In this part, I worked with a dataset showing the population and GDP for three countries (USA, China, and India) across three different years: 2000, 2005, and 2010. The dataset is untidy because it is presented in a wide format, where each year has its own set of columns for both population and GDP. The goal was to tidy the dataset, reshape it into a long format, and make it easier to analyze and visualize economic and population trends over time.
To start, I loaded the libraries used for organizing, transforming, and analyzing the data.
library(tidyverse)
I recreated the dataset in wide format to match the structure of the original table. This table contains population and GDP data for the years 2000, 2005, and 2010, stored in separate columns for each year.
gdp_data <- data.frame(
Country = c("USA", "China", "India"),
`2000_Population` = c(282162411, 1262645000, 1053050912),
`2000_GDP` = c(10285, 1198, 476),
`2005_Population` = c(295516599, 1307560000, 1139964932),
`2005_GDP` = c(13094, 2286, 834),
`2010_Population` = c(309327143, 1340910000, 1224614327),
`2010_GDP` = c(14964, 6087, 1708)
)
gdp_data
## Country X2000_Population X2000_GDP X2005_Population X2005_GDP
## 1 USA 282162411 10285 295516599 13094
## 2 China 1262645000 1198 1307560000 2286
## 3 India 1053050912 476 1139964932 834
## X2010_Population X2010_GDP
## 1 309327143 14964
## 2 1340910000 6087
## 3 1224614327 1708
The dataset was untidy because each year had separate columns for population and GDP. To tidy it, I converted the dataset into long format using pivot_longer(), creating columns for year, population, and GDP. This format makes it easier to perform comparisons and trend analyses across countries and time periods.
gdp_long <- gdp_data %>%
pivot_longer(
cols = -Country,
names_to = c("Year", ".value"),
names_sep = "_"
)
gdp_long
## # A tibble: 9 × 4
## Country Year Population GDP
## <chr> <chr> <dbl> <dbl>
## 1 USA X2000 282162411 10285
## 2 USA X2005 295516599 13094
## 3 USA X2010 309327143 14964
## 4 China X2000 1262645000 1198
## 5 China X2005 1307560000 2286
## 6 China X2010 1340910000 6087
## 7 India X2000 1053050912 476
## 8 India X2005 1139964932 834
## 9 India X2010 1224614327 1708
Next, I summarized population and GDP changes over time to highlight growth patterns for each country. This allowed me to observe how both variables evolved between 2000 and 2010.

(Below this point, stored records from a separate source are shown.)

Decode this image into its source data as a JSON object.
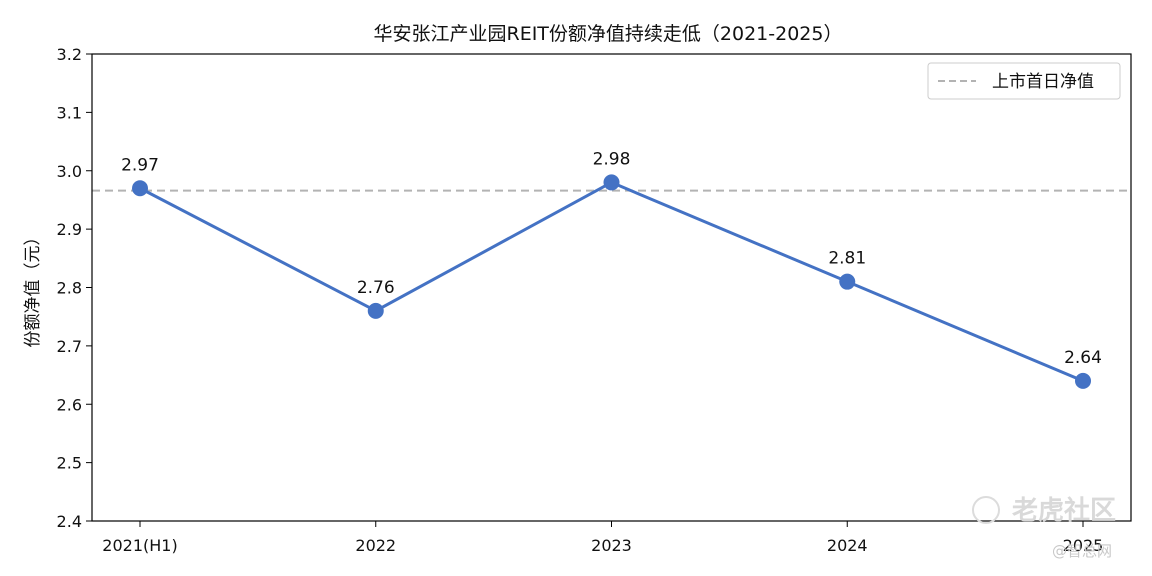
{
  "chart_data": {
    "type": "line",
    "title": "华安张江产业园REIT份额净值持续走低（2021-2025）",
    "xlabel": "",
    "ylabel": "份额净值（元）",
    "categories": [
      "2021(H1)",
      "2022",
      "2023",
      "2024",
      "2025"
    ],
    "series": [
      {
        "values": [
          2.97,
          2.76,
          2.98,
          2.81,
          2.64
        ],
        "color": "#4472c4"
      }
    ],
    "data_labels": [
      "2.97",
      "2.76",
      "2.98",
      "2.81",
      "2.64"
    ],
    "reference_line": {
      "name": "上市首日净值",
      "value": 2.966,
      "color": "#b3b3b3",
      "style": "dashed"
    },
    "ylim": [
      2.4,
      3.2
    ],
    "yticks": [
      "2.4",
      "2.5",
      "2.6",
      "2.7",
      "2.8",
      "2.9",
      "3.0",
      "3.1",
      "3.2"
    ],
    "grid": false,
    "legend_position": "top-right"
  },
  "watermark": {
    "text": "老虎社区",
    "subtext": "@智总网"
  }
}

summary_table <- gdp_long %>%
group_by(Country) %>%
summarise(
Population_Growth = max(Population) - min(Population),
GDP_Growth = max(GDP) - min(GDP)
)
summary_table
## # A tibble: 3 × 3
## Country Population_Growth GDP_Growth
## <chr> <dbl> <dbl>
## 1 China 78265000 4889
## 2 India 171563415 1232
## 3 USA 27164732 4679
To visualize the economic trends, I created a line chart showing GDP changes over time for each country. This chart illustrates how each nation’s economy developed during the decade, with China showing the fastest rate of GDP growth.
ggplot(gdp_long, aes(x = Year, y = GDP, color = Country, group = Country)) +
geom_line(size = 1.2) +
geom_point(size = 2) +
labs(title = "GDP Growth (2000–2010)", y = "GDP per Capita ($)", x = "Year") +
theme_minimal()
After tidying and transforming the dataset, I was able to clearly visualize population and GDP trends from 2000 to 2010. This part of the project demonstrated how reshaping wide-format data into long format provides flexibility for comparison, statistical summaries, and visual analysis of growth over time.